In plain words
In the last few decades a major scientific revolution has occurred in our understanding of the connectedness of the earth’s biology, chemistry and physics. For instance, 40 years ago a meteorologist would have taken little or no notice of the role of vegetation in making a weather forecast, nor would soils have been regarded as a critical component of the climate system.
We now realize that, through the carbon cycle and through energy balance interactions, the earth’s climate system is closely coupled to vegetation and soil processes. A shift in vegetation from forest to cropland changes the albedo (reflectance) and the energy balance of the earth’s surface, has impacts on cloud formation and atmospheric humidity, and alters the exchange of greenhouse gases with the atmosphere. These are complex feedbacks between biota and environment that we struggle to understand and predict.
I am fascinated by these ecosystem-climate interactions, and they form the focus of my research. The world’s climate is changing, and research is required to understand how ecosystems will respond, and how in turn these responses may accelerate or slow climate change. The topic is challenging because of the many scales and processes involved, but this also makes it exciting. Much of our understanding comes from detailed experiments at a few field sites, where plant growth, soil decomposition, local hydrology and meteorology can be investigated together.
But how can this local information provide insights at regional and global scales? These are the scales at which climate interactions can occur, and of interest to the wider public and policy makers. There are new technologies that are helping. For instance, satellites provide data across the globe on a range of indicators, such as vegetation cover and soil moisture. Simulation models of ecosystem processes encapsulate our understanding and can be used to upscale knowledge from field site to globe, linked to satellite information.

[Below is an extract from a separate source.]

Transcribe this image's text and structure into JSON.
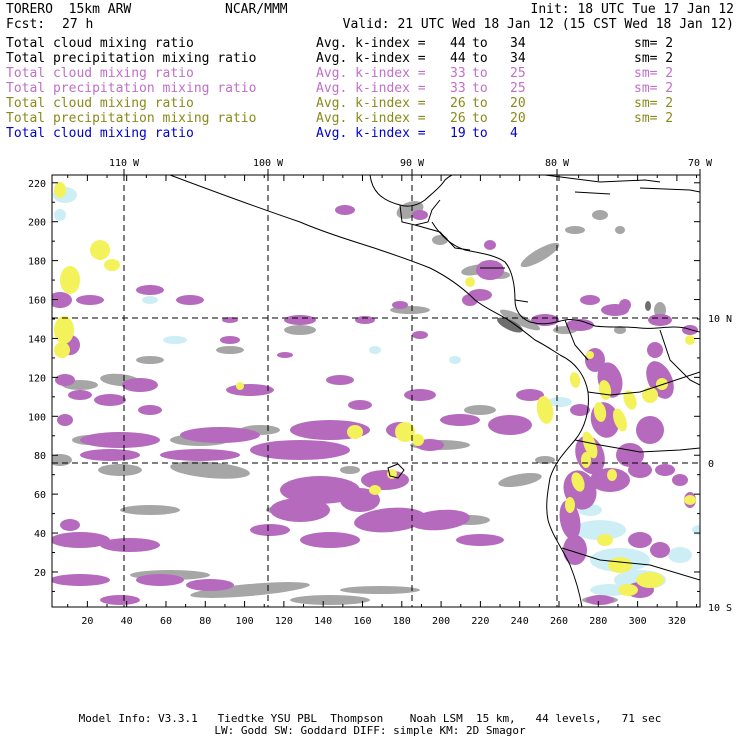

Research on how ecosystem processes will respond to climate change, and other human impacts such as deforestation, is of clear societal importance. International agreements and UK policy are focused on avoiding dangerous climate change and on adapting to expected changes.
We rely on ecosystems for a range of services that maintain human well-being. Ecosystems provide us with critical resources (food, timber, fuel, purified water) and have aesthetic and cultural value. Understanding and predicting the effects of climate change on the delivery of these ecosystem services is a critical outcome of my research.